Но не об этом она думала и другое сказала:
— Мне кажется, ты вернулся после очень далекой дороги.
Он застыл, наклонившись над тазиком, с волос его, отросших после лагеря, стекала вода.
— Думай, что я собираюсь в дорогу.
— Куда? — испуганно, как птица, встрепенулась она.
— На очередное задание. А это очень далекая дорога.
И снова захлестнул ее прежний страх. Но она отогнала его и порадовалась своей победе.
А потом она кормила его ужином, выставила на стол все лучшее. Олеся конфузила ее радость. Так богато, празднично встречать будут разве что фронтовиков, когда они вернутся с победой, думал он. Но до победы далеко. Теперь, вступив в активную борьбу, он это почувствовал в большей мере, чем даже в лагере: при полной безнадежности своего положения там у него, романтика, еще жила вера в чудеса.
Знал, что Ольгу обидит решение, принятое не им — командиром группы Андреем. Не очень понимал целесообразность своего перехода на другую квартиру, считал, что под этой крышей, под опекой не по годам хитрой, энергичной, любящей его женщины и сам он, и дело, порученное ему, будут находиться в большей безопасности, чем где бы то ни было. Но оспаривать решение командира не отважился. Выполнить же его совет — не возвращаться на старую квартиру— не мог, знал, как Ольга будет страдать от неизвестности, а у него не будет спокойно на душе при мысли, что из-за него мучается близкий человек.
Шел с решительным намерением поговорить, объясниться и не оставаться на ночь, чтобы не переживать самому и не растравлять ее душу, пойти на квартиру к незнакомым людям. У него был ночной пропуск на имя железнодорожного рабочего Ивана Ходкевича.

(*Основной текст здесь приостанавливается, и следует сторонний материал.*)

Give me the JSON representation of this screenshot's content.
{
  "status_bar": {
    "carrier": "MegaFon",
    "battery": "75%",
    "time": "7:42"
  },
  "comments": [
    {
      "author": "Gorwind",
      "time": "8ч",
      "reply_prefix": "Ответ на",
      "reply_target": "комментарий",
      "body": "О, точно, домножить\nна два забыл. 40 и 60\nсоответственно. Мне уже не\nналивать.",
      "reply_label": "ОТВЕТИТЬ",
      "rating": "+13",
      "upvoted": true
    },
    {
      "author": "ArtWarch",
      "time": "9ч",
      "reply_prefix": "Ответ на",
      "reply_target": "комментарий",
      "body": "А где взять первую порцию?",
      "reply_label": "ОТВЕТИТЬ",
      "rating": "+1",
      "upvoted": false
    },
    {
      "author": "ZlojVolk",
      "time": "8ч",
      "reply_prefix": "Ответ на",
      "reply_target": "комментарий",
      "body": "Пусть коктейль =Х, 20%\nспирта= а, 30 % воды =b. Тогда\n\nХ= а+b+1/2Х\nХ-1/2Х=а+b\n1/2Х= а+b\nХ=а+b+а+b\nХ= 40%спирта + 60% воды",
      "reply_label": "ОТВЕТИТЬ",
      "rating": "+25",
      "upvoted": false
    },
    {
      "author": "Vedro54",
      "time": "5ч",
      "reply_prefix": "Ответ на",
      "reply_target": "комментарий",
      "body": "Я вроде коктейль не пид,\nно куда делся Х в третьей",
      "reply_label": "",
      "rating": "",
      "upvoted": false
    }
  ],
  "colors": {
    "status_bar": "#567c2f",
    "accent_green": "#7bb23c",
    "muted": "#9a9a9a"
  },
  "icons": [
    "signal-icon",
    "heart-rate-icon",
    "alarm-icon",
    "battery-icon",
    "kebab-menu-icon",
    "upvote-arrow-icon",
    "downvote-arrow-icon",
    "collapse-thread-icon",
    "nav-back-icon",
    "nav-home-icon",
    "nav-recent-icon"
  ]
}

Своей радостью Ольга растопила его решительность. Не хватало духу при такой ее заботе и ласковости сообщить свое неблагодарное решение, сказать же ей, что у него такой приказ, нелепо: не поймет она, пошлет к черту всех командиров, ведь сердцу ее никто не может приказать.
Олесь был голоден, но ел нехотя, как больной, и Ольга забеспокоилась. Она сидела напротив, не сводила с него глаз и угощала, как дорогого гостя, предлагая одно кушанье за другим.
Разговор у них выходил странный, какой-то односторонний. Говорила Ольга, была слишком многословна, будто понимала, что у них мало времени, и спешила высказаться. Но он чувствовал, что говорит она не о том, о чем ей хочется сказать, спросить: о том, главном, о чем думают оба, она боится начать разговор, оттягивает так же, как оттягивает и он.
Она долго и очень подробно рассказывала, как вела себя Светка, про все ее хитрости и капризы и особенно о том, как она скучала, искала его, Олеся, по всем углам дома и настойчиво допытывалась на своем понятном только матери языке, где он, когда вернется. О том, как тосковала, как волновалась сама, — ни слова. Рассказ о ребенке тронул Олеся, но он понимал его подтекст и вновь удивлялся — не в первый раз! — душевной чуткости и тонкости этой женщины, в других обстоятельствах грубой и крикливой. Она будто убаюкивала его, утомленного, отяжелевшего от ужина, рассказами о дочери и своих делах, о соседях, о тетке Мариле, которая почему-то начала глохнуть и, недослышав, часто отвечает невпопад, чем удивляет даже Светку.
Сказала, что была у Боровских, но не призналась, что искала его, будто заглянула так, между прочим. Тут Олесь понял, как осторожно она подступает к тому главному, о чем им предстояло говорить, и стал вслушиваться более внимательно.
— Ленка нервная, злая. Слова ей не скажи. Это от голодухи.
— Ты помогла бы им.
— Кому? Боровским? Они гордые. Да и у меня не база, не склад. Не нужно было им ворон ловить. Такие парни, как Андрей и Костя, могли — ого! — сколько добра натаскать, не то что я, одинокая баба. Не везде я осмеливалась лазить… Они свою совесть берегли, мне тоже было что беречь…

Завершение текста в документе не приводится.